He takes the empty seat my eavesdropper had previously occupied, and my eyes widen as I note the beer bottle resting on its side, the contents soaking into a beer mat.
My heart thumps so hard that I’m sure Hunter must see my pulse in my neck. “What did you do to him?”
“He left,” Hunter says. “Quietly.”
When he smiles, I can’t tell if it’s meant to put me at ease or intimidate me. My jaw clenches. I’m in no mood for either. “Did you kill him?”
His green eyes sparkle. The smile doesn’t falter. “Wow, you do have a low opinion of me. The man walked,” he says, his voice suddenly cold.
I strike with my next question before I lose my nerve. “How did you track me down?”
Hunter leans forward, his eyes never leaving mine as his arm slips around me. I jolt upright, my back stiffening as his hand rests on the back of my bodice
“You don’t have to be frightened of me, Maddison,” he whispers, his face drawing nearer to mine.
I shudder as the bastard’s fingersfollow my spine, exploring the cord that laces my dress. I ball my hands into fists, refusing to let him get to me. “I’m not scared,” I hiss into his ear. “I’m pissed.”
“Noted,” he says with an infuriating chuckle.
His head comes too close to my chest for comfort, and I’m debating whether or not to punch him in the nose when I feel a sharp tug on the back of my dress.
Hunter straightens and shows me a pill-sized button. “Tracker,” he explains before pocketing the evidence.
“What the–?” Blood rushes to my head and my mind whirs. When did he plant that? Then I remember. “The goon outside the chapel put it there, didn’t he?” He’d tried to grab me as I ran. Except, I see now, he hadn’t been trying to stop me.
Hunter’s smile broadens into a grin. “My brother,” he explains. “The guy you elbowed.”
“I’m not sorry.”
He laughs. “I’m getting that impression.”
I’ve had enough of this. My life has turned into a dumpster fire and he’s treating it all like a joke. “Why are you here? What do you want?”
“Just to talk,” he replies. “You might not believe it right now, but I’m one of the few people you can trust.”
“Says the man who tracked me down with a bug his brother planted on me,” I scoff.
“For which I apologize, but you really shouldn’t have run, Maddison.”
Chapter 3
Hunter
It wasn’t supposed to be this difficult. Foolishly, we’d gone in expecting the Corbyns to be grateful for our intervention. We’d exposed Barrett’s plan to asset strip their paper mill, but Hugo’s stupidity was something to behold. We’d all just watched Maddison disappear through the now-locked chapel doors, but her brother still tried to convince Barrett that all wasn’t lost.
“I’ll explain to Maddison that it was a misunderstanding,” Hugo had promised, prepared to sell his sister at any price.
“I’d say you underestimate her,” Barrett replied. “And you certainly underestimate me. The deal is dead in the water. I need to be pickier choosing my bride next time.” He shrugged off Hugo’s grasping hand. “Don’t contact me again.”

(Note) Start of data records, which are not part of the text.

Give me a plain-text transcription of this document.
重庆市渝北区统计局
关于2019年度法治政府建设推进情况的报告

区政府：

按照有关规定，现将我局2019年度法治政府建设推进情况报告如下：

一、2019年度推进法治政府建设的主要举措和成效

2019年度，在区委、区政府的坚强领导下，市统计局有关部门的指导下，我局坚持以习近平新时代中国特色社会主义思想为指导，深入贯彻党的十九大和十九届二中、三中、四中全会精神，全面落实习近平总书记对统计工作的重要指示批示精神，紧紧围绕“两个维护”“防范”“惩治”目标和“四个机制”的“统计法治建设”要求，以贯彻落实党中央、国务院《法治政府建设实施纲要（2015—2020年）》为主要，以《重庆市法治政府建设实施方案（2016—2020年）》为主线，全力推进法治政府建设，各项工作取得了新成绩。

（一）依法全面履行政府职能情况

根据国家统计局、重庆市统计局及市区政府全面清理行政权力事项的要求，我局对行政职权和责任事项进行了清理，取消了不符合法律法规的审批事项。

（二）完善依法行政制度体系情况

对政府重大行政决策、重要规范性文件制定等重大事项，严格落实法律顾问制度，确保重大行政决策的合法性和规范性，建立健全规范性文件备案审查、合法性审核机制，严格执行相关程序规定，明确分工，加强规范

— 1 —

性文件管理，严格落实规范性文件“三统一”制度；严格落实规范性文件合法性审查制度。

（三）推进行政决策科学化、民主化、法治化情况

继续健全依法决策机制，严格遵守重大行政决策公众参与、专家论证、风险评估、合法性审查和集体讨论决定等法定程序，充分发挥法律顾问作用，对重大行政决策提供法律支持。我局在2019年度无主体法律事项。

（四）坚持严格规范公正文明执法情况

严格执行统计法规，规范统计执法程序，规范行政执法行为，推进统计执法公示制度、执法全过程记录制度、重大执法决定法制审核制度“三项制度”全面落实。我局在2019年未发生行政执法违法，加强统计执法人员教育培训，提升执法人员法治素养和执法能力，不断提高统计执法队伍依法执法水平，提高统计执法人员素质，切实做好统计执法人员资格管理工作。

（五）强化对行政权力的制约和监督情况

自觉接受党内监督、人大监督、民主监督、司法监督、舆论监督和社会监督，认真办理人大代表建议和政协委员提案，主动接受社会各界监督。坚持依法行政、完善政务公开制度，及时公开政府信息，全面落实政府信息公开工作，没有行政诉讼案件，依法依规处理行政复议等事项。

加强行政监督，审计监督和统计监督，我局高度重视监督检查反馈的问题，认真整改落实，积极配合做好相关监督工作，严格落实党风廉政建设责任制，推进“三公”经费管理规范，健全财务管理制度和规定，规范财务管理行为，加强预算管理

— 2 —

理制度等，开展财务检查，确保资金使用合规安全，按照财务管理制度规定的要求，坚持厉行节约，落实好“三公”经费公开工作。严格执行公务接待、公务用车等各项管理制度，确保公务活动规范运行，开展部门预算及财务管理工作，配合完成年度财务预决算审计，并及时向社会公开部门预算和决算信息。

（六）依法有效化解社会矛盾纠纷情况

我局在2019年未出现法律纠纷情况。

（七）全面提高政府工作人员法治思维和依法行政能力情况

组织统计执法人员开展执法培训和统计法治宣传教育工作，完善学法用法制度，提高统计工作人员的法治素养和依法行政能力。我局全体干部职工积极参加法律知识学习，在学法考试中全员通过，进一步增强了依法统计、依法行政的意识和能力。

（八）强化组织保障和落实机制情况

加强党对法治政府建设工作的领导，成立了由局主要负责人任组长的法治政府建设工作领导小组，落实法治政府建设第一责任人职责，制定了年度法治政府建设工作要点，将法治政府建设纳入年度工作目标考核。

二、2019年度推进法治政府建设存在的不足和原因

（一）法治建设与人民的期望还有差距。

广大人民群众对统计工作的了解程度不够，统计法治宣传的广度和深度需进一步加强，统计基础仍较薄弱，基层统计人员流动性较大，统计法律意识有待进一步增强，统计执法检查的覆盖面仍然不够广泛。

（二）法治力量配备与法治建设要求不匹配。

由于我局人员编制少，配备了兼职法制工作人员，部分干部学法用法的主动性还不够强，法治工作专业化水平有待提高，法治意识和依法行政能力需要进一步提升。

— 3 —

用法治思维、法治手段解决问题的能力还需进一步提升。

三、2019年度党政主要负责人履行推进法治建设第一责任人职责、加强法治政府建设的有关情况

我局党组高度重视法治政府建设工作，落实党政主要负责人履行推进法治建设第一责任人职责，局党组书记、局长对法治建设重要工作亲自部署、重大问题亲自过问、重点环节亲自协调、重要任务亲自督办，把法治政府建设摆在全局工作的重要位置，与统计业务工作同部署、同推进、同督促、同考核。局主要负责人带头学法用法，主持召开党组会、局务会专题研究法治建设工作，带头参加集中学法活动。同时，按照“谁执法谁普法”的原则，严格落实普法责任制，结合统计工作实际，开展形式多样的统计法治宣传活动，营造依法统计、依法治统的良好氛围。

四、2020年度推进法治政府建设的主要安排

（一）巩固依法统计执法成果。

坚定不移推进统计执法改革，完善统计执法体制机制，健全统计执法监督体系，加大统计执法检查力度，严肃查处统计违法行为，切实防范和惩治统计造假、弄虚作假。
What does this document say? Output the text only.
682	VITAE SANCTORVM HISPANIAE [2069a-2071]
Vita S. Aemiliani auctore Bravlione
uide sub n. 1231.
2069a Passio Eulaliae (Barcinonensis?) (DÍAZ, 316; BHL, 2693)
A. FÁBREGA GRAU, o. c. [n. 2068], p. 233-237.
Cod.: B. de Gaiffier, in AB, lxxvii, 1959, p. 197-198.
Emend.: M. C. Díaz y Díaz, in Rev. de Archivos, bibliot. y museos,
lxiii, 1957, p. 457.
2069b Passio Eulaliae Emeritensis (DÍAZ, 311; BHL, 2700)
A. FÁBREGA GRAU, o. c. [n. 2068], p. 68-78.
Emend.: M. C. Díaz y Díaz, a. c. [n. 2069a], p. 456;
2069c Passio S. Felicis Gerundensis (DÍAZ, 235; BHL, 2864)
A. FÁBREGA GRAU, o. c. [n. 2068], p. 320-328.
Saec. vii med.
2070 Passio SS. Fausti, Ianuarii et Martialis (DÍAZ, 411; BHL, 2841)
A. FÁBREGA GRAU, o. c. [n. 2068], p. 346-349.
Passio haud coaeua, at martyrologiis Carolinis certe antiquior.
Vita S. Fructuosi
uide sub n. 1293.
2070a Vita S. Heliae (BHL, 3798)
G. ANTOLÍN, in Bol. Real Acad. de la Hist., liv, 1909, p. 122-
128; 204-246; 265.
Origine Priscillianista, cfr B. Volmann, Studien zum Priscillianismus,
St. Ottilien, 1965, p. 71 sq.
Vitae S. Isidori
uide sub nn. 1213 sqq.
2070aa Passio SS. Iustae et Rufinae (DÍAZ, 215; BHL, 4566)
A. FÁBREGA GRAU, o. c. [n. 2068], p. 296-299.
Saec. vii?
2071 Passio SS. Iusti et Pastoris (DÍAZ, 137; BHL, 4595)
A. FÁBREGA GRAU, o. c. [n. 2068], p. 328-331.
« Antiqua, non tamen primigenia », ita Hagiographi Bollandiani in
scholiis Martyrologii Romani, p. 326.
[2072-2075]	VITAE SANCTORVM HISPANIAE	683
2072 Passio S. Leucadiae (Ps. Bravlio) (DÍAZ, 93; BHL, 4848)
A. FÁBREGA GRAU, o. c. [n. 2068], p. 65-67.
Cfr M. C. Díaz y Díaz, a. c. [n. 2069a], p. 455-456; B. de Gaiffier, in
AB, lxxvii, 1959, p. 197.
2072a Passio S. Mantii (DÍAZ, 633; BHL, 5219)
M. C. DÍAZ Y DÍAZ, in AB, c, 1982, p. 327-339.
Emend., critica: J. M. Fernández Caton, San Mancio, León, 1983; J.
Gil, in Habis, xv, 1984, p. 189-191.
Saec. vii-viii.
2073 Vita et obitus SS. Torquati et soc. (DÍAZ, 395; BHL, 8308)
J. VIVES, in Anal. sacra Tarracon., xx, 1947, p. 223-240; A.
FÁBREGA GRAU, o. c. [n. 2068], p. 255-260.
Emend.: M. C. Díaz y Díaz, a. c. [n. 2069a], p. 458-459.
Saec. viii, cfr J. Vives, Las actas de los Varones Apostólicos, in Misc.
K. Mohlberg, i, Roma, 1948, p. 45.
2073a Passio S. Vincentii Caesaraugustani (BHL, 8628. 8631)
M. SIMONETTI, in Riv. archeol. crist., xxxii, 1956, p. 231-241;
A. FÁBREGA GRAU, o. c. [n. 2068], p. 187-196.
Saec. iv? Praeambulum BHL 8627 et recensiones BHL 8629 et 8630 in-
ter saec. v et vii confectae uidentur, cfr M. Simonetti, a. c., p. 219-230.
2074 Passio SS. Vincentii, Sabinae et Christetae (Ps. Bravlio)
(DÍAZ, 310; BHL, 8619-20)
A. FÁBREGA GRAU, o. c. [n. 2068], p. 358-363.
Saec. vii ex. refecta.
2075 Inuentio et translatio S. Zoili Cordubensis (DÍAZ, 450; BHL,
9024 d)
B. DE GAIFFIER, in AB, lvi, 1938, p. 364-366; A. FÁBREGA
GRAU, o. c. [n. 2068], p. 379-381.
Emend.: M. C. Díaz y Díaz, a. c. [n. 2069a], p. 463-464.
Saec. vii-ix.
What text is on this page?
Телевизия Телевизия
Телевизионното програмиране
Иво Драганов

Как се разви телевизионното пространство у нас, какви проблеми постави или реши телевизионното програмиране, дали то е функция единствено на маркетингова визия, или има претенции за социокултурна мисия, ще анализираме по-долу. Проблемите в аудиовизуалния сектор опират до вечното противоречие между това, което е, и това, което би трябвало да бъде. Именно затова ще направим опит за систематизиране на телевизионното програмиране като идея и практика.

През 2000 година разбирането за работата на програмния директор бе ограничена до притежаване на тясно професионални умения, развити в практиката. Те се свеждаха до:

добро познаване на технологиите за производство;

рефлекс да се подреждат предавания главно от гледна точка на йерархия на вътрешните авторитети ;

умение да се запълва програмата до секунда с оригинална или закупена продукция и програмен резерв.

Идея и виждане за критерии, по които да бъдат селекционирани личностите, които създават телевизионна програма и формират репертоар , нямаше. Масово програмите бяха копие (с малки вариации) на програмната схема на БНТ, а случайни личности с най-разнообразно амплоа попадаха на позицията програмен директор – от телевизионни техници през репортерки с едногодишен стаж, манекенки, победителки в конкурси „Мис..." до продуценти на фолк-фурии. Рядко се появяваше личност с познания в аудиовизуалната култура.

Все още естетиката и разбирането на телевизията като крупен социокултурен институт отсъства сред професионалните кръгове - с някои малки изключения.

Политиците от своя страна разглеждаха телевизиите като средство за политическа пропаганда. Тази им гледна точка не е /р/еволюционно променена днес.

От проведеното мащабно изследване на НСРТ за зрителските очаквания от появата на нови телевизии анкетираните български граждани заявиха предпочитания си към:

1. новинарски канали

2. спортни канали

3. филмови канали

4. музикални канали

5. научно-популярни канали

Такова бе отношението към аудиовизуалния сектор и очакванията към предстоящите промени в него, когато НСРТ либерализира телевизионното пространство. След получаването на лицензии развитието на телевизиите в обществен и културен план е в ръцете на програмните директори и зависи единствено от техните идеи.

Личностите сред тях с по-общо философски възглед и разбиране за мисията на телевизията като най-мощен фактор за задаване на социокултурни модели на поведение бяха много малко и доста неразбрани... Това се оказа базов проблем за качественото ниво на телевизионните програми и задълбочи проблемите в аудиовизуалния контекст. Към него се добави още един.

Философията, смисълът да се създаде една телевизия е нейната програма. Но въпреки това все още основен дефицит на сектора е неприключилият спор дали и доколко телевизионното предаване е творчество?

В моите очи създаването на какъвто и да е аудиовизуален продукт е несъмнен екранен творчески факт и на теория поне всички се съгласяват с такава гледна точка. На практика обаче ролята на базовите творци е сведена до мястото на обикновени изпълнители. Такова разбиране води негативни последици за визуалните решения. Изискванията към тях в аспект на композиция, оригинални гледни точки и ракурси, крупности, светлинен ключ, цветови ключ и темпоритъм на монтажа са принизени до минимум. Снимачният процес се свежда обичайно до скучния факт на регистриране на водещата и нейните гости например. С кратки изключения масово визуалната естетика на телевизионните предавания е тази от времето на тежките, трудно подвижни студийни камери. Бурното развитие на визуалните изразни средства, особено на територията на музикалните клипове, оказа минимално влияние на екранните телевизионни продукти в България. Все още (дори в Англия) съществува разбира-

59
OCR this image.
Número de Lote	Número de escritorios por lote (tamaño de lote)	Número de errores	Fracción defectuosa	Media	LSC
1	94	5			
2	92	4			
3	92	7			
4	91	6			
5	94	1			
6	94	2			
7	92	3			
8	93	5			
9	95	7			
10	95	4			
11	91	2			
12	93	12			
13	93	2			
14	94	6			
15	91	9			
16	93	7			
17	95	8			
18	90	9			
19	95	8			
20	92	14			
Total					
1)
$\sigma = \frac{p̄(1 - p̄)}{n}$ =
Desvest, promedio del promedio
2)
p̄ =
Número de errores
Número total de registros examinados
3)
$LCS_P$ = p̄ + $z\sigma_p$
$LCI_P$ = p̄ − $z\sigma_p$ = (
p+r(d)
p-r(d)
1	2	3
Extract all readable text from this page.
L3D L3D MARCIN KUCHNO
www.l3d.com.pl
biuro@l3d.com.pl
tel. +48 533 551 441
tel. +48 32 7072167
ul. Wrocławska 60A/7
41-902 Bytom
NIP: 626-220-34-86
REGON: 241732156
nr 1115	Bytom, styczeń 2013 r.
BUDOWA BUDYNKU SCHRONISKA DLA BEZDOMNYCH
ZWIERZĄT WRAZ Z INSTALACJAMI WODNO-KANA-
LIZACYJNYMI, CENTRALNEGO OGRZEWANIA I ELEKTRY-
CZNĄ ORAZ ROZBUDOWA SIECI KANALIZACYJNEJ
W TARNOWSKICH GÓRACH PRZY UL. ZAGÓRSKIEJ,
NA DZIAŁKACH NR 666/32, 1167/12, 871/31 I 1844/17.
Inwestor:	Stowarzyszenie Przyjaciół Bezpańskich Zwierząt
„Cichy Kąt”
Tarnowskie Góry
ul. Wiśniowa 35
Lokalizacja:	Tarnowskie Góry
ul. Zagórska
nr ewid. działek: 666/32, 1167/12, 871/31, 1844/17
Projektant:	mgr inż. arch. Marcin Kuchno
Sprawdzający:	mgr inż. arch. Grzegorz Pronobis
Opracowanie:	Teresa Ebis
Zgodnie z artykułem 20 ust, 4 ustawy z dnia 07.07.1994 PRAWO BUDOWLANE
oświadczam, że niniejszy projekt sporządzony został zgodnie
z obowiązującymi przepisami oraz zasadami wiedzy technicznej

It was ego talking. Barrett didn’t like it when someone took away one of his toys, so now he was pretending he’d never wanted it. Too much of a coward to confront me directly, he just stalked up and down the aisle until Jake opened the doors at my command.
“We could have handled this without all the drama, Hunter,” Alice chided when Reid finally let her up from her seat.
“Go comfort your son, Alice,” I replied without looking at her. “I think he needs his mommy.”
Alice had controlled the Emerson empire for the ten years between her husband’s death and Barrett’s twenty-first birthday, but since he took over five years ago, she’s been fighting a losing battle to curb her son’s dubious business practices. She looked every one of her sixty years as she disappeared out of the chapel behind her son.
I turned my attention back to Hugo. “I understand you’ll need time to regroup with your sister,” I began. “But I may be able to help.”